For troubled teens, neurofeedback can help them to focus in school and to make them more willing to build healthy relationships with their peers.
Improving Brain Function Allows People to Improve Their Lives
Christine Nelson described her experience with one of the students receiving treatment.
“A student would not work in school. He would sit at his desk and stare at the wall. In the dorm, he was antagonizing his peers and consistently getting into fights and arguments. After ten sessions with this student, he began to slowly work on his school work. His interactions with his peers improved. His fights were decreasing and he was willing to participate in groups without argument.”
For this student, Neurofeedback provided him with the support that he needed to live a healthy, productive life. Also, for disorders that are a matter of brain dysregulation, these positive changes can be long-lasting.
For Patients Receiving Treatment, Patience Is Rewarded
However, Christine is quick to caution that neurofeedback is not a quick fix. “Neurofeedback does not give immediate results. It can take up to twenty sessions before seeing changes in the student’s behavior. These changes do become a permanent change. As changes occur, the child develops a sense of self and self-esteem.”
Christine described an experience with another young student with impulse control problems. Because the student was unable to focus for longer than a few seconds, his performance in school was suffering.

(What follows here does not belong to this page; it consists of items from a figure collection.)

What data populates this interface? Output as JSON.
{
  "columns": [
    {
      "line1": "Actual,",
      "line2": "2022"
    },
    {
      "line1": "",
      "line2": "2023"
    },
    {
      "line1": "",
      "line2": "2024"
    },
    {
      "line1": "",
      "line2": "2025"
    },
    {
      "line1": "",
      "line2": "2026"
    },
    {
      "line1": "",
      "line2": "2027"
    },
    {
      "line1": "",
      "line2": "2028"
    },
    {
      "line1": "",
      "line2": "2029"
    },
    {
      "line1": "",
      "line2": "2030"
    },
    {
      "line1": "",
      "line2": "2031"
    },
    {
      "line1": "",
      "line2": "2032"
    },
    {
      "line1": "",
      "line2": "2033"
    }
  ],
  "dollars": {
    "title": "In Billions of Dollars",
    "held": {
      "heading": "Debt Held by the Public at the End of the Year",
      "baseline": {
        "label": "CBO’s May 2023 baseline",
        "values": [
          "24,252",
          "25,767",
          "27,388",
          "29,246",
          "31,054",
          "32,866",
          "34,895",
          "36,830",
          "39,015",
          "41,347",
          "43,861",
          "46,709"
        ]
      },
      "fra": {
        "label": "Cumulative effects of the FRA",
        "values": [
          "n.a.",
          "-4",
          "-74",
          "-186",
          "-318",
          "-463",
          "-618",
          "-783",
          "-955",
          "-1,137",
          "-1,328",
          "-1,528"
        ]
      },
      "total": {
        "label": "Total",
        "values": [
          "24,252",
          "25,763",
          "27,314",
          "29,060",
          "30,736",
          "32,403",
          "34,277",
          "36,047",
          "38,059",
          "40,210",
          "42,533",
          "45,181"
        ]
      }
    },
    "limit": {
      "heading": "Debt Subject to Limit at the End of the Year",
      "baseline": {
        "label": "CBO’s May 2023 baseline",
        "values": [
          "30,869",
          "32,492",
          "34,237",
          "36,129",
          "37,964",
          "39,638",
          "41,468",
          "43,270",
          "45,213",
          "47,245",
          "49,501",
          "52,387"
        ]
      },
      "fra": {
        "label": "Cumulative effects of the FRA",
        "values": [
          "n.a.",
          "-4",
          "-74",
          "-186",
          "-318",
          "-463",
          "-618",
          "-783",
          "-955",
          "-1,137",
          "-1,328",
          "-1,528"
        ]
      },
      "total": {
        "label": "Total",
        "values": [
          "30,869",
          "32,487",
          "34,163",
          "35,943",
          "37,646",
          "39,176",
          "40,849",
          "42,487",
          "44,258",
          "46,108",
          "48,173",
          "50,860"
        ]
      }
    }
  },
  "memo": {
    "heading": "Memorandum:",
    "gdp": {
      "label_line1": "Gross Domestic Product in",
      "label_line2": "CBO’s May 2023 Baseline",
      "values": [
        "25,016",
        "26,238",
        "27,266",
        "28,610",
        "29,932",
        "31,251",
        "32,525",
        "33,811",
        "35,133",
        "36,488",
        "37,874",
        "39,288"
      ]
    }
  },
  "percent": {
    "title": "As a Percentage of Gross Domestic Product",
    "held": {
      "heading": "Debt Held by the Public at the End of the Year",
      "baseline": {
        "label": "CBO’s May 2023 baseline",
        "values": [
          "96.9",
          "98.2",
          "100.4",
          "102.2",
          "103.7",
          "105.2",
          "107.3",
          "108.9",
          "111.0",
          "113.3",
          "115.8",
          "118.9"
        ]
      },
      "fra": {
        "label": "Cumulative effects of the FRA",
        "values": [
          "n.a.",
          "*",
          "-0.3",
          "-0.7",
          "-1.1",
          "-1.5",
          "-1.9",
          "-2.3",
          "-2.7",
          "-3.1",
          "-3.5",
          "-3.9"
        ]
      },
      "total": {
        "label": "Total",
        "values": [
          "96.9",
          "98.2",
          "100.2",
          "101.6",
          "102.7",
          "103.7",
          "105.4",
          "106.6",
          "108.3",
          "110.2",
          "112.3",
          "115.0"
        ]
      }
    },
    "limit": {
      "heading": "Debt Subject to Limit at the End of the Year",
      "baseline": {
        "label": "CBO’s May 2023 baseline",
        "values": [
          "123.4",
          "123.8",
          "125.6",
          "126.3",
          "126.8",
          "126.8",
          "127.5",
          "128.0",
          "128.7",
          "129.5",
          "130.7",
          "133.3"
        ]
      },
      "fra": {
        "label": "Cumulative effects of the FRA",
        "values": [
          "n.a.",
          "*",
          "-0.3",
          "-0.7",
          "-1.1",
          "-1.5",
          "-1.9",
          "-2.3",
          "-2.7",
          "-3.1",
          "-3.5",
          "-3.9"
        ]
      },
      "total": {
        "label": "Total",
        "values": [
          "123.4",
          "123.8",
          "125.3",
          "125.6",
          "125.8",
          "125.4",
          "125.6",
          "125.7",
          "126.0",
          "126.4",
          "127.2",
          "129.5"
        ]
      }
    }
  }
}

“Around the 30th session, their teacher noticed a change in behavior. This student was now completing assignments and passing tests. In the dorms, he was following more of the rules and getting into less trouble. As the sessions increased his behavior continued to improve and he was excelling in school,” Christine said.
For people who are patient enough to put in the effort, neurofeedback can transform lives. Brains that have not been functioning due to organic disorders can be improved. Moreover, people who have endured problems of brain dysregulation, such as anxiety, depression, attention deficits, or behavior disorders can experience lasting well-being.
Christine has seen the benefits in her own work. “I love seeing students grow into the best version of themselves.”